I was surprised by how much drama was in this 90-minute documentary. The idealism of the traditional farm ran smack dab into the destructive forces of nature. “Every step we take to improve our land,” Molly lamented, “just seems to create a perfect habitat for the next pest.” Their lush fruit trees attracted gophers that ate the roots and the beetles, snails, and swarms of starlings that ate the fruit. One year they lost 70% of their fruit crop. But “observation followed by creativity” meant facilitating and depending on natural predators, like coyotes and snakes to keep the gopher population in check. It meant building nests for owls to drive the starlings away and letting the ducks loose in the orchards to feast on snails. As the herds of cows and sheep grew so did the mounds of manure that attracted swarms of maggot-producing flies. Solution: let the chickens roam everywhere and eat the maggots. Coyotes evaded electric fences and devastated their chicken population multiple times until they found a guard dog brave enough to fend off the coyotes and smart enough not to eat the chickens. 

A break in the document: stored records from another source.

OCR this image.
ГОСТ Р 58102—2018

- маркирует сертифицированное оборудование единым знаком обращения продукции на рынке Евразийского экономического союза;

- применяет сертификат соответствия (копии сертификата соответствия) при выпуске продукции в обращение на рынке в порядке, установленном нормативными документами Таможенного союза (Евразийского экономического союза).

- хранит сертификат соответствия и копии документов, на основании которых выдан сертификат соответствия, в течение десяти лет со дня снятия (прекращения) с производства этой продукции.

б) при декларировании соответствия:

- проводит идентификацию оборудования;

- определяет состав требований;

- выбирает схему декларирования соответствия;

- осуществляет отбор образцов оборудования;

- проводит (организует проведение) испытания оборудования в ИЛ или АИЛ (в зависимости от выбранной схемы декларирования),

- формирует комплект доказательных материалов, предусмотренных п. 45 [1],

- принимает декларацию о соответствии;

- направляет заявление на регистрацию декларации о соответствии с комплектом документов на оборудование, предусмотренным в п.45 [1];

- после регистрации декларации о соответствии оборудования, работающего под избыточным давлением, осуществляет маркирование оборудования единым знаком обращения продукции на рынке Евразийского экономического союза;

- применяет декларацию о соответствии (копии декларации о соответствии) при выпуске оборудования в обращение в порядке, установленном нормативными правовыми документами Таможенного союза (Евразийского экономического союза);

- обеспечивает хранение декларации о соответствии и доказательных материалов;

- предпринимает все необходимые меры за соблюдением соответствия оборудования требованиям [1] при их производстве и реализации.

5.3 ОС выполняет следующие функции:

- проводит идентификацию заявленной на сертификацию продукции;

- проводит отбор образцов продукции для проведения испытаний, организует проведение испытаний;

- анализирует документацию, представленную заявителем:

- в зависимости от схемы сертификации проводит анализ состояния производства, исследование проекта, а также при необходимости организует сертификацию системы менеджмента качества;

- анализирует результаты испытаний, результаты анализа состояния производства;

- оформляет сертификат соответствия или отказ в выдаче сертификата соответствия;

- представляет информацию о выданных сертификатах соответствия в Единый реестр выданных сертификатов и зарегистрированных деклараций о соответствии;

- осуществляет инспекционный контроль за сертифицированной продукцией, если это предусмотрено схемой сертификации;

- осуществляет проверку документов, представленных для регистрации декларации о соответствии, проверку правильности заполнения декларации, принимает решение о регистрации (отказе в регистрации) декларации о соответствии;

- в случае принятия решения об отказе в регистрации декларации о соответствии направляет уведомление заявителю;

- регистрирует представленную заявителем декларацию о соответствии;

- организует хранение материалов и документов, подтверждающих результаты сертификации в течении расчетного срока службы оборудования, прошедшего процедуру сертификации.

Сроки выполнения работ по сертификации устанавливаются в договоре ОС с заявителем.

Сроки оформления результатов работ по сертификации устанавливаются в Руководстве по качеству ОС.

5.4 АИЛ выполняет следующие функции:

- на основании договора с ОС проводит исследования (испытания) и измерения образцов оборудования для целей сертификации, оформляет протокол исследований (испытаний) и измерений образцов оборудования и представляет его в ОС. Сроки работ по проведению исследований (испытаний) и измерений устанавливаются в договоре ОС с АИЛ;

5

Forming a traditional farm and growing a household of faith is never smooth sailing. It seems that for every two steps forward farmer and pastor alike take at least one step back. When John and Molly were starting out, Alan York promised that by the seventh year, farming would feel like surfing. And sure enough, in their seventh year, they felt like they had tapped into the power of nature. The soil was rich, and the aquifers were full. The interplay between crops and animals was flourishing and wildlife was returning to what was now a livable habitat. For John and Molly, the rhythm of farming had reached a sweet spot, a dynamic equilibrium, a kind of rest. It was still a lot of hard work, but “Apricot Lane Farms” had been transformed. Their “Biggest Little Farm” was productive, profitable, and beautiful. They were convinced that the old way of farming in harmony with nature was becoming the future of farming. I like the analogy between farming in harmony with nature and pastoring in harmony with the New Testament. Growing the household of faith organically means embracing the power of the gospel to make one new creation out of our complex spiritual, social, and cultural diversity—one new person in Christ. We need a biblical vision for a sustainable household of faith—a vision for “The Biggest Little Church.”     

Dr. Doug Webster is professor of pastoral theology and Christian preaching at Beeson.